“It’s the most wonderful time of the year.”
So we’re told by crooner Andy Williams. The first Christmas was wonderful and glorious, what with a host of angelic beings illuminating the night sky and singing heavenly songs, and an unusually bright star indicating the birthplace of the baby Saviour. The first Christmas was also humble and nondescript. The Christ was born to parents of low social standing and spent His first night sleeping in an animal feeding trough. His birth was announced to a bunch of shepherds — not exactly the who’s who of first-century Israel. What we tend to leave out is that the first Christmas was also bloody and violent.
Matthew tells us in chapter two of his gospel that Magi (sometimes referred to as wise men) came from the east to Jerusalem to worship “the one who has been born king of the Jews”. Herod the Great was the king of Judea at the time. He was raised a Jew and ostensibly saw himself as king of the Jews. Upon hearing about a new king of the Jews, he was alarmed and filled with paranoia, fearing for his throne. He attempted to trick the Magi into telling him the location of the new king so that he could kill his rival, but they were warned in a dream not to tell Herod of the baby’s whereabouts. Joseph was also warned in a dream so he fled with his wife and child to Egypt.
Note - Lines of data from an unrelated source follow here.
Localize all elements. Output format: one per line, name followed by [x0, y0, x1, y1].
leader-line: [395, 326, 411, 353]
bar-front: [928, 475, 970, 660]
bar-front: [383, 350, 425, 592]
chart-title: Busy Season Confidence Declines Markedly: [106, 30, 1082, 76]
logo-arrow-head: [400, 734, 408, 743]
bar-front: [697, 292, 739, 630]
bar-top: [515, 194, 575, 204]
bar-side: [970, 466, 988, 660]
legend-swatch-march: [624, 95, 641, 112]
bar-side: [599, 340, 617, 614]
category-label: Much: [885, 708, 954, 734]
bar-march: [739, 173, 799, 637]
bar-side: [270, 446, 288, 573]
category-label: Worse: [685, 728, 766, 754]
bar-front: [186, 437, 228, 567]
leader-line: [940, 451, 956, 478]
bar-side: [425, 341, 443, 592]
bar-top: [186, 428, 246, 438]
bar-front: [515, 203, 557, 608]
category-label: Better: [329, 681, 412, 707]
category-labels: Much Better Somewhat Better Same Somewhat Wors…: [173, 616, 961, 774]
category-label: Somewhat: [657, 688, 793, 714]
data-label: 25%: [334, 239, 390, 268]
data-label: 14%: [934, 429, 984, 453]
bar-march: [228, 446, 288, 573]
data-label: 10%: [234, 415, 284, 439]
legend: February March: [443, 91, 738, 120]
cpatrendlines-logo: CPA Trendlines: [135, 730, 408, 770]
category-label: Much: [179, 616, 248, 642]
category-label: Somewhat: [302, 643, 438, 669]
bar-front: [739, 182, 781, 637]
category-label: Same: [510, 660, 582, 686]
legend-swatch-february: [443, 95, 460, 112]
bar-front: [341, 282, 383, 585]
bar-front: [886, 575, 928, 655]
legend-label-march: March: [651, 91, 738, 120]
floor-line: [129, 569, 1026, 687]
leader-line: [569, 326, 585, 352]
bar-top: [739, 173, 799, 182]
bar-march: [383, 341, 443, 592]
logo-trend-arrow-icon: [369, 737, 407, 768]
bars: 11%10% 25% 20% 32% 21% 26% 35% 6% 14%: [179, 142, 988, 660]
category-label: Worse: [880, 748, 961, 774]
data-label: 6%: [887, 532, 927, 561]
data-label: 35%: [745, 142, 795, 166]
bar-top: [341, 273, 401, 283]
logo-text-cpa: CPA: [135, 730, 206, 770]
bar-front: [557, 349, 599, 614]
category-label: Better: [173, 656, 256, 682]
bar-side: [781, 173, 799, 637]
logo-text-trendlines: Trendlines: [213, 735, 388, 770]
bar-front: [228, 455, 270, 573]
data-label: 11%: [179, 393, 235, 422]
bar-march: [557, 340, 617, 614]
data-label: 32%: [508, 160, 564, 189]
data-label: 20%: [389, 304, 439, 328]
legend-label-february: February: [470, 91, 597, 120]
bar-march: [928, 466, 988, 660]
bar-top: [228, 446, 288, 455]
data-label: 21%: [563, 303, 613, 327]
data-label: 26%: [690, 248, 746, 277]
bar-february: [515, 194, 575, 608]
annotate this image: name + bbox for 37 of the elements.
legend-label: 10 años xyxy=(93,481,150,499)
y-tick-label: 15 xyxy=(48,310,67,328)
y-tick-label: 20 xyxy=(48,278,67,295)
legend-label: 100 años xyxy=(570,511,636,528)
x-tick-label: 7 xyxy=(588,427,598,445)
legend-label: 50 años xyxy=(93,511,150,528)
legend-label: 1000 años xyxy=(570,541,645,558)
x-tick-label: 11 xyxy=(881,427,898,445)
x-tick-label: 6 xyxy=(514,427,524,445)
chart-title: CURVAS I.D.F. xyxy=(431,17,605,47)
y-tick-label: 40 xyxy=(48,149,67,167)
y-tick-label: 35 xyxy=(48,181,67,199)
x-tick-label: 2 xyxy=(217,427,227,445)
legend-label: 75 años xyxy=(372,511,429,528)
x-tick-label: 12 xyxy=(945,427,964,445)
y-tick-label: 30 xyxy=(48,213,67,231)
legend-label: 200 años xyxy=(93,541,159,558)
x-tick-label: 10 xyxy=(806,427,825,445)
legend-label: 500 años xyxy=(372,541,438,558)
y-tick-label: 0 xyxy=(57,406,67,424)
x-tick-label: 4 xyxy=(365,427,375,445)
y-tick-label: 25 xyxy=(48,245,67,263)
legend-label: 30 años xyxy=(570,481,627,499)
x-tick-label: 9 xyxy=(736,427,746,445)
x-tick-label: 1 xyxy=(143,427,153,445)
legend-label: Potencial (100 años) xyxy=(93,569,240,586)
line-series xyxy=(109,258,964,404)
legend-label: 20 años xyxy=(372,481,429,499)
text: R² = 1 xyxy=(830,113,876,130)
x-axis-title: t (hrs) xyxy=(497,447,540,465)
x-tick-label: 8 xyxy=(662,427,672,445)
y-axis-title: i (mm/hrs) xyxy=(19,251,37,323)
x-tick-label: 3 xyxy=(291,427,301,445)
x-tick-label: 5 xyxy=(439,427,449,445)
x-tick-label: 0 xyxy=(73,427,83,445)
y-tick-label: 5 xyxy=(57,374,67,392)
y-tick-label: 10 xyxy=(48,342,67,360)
When Herod realized that he had been outwitted by the Magi, he was furious, and he gave orders to kill all the boys in Bethlehem and its vicinity who were two years old and under, in accordance with the time he had learned from the Magi. (Matthew 2:16 NIV)
This is entirely in keeping with Herod’s record of a bloodthirsty and paranoid defence of his throne. Non-biblical historians record him killing many of his family members, fearing they might usurp his throne, including his favourite wife and his sons.
A couple of millennia onward, the human race is still guilty of infanticide. From the Nazis killing children with mental and physical disabilities, to today’s reports that ISIS have issued a fatwa to kill babies and children with Down’s Syndrome.
The violence of Christmas serves to remind us of how sinful and depraved the human race is. The weeping and mourning of the mothers of Bethlehem are not out of place in our 21st-century world. Evil still runs rampant and our world is still broken. The first Christmas was not some Disney movie where everyone lived happily ever after. The first Christmas was a time of great joy but it was joy amidst suffering and misery.
As history and experience tell us, the coming of Jesus did not mark the end of suffering and evil. But it did mark the dawn of a new era. Things are not as they once were. The game has changed. We now have a new hope.
1) The coming of Jesus means God enters into our suffering
With the coming of Jesus, God who is transcendent is now immanent and has drawn near to us. God Himself puts on flesh and comes to us in the person of Jesus to enter into our brokenness and suffering. So when we pray to Him we don’t pray to a God who is aloof or unable to sympathise. We pray to a God who knows what it is to suffer.
2) The coming of Jesus gives us hope of a new world without sin and death
The baby Jesus would grow up into a man who would suffer and die on a cross and be resurrected — defeating sin and death. Jesus has won the victory over sin and death and has initiated His kingdom rule and reign. He promises us that He will return one day to destroy sin and death completely. In Him we can have access to a new world without sin and death.
3) The coming of Jesus means we can have joy amidst our suffering
Just as the first Christmas was a time of joy amidst suffering, everyone who trusts in Jesus today can have true joy amidst their suffering. Christianity isn’t “pie in the sky when you die”. You can know true joy today! Jesus is the true and everlasting source of joy which surpasses any fleeting joy you can find on this earth.
Man’s maker was made man,
that He, Ruler of the stars, might nurse at His mother’s breast;
that the Bread might hunger,
the Fountain thirst,
the Light sleep,
the Way be tired on its journey;
that the Truth might be accused of false witness,
the Teacher be beaten with whips,
the Foundation be suspended on wood;
that Strength might grow weak;
that the Healer might be wounded;
that Life might die.
– Augustine of Hippo (Sermons 191.1)
At the first Christmas, Jesus drew near to us. This Christmas would you draw near to Him?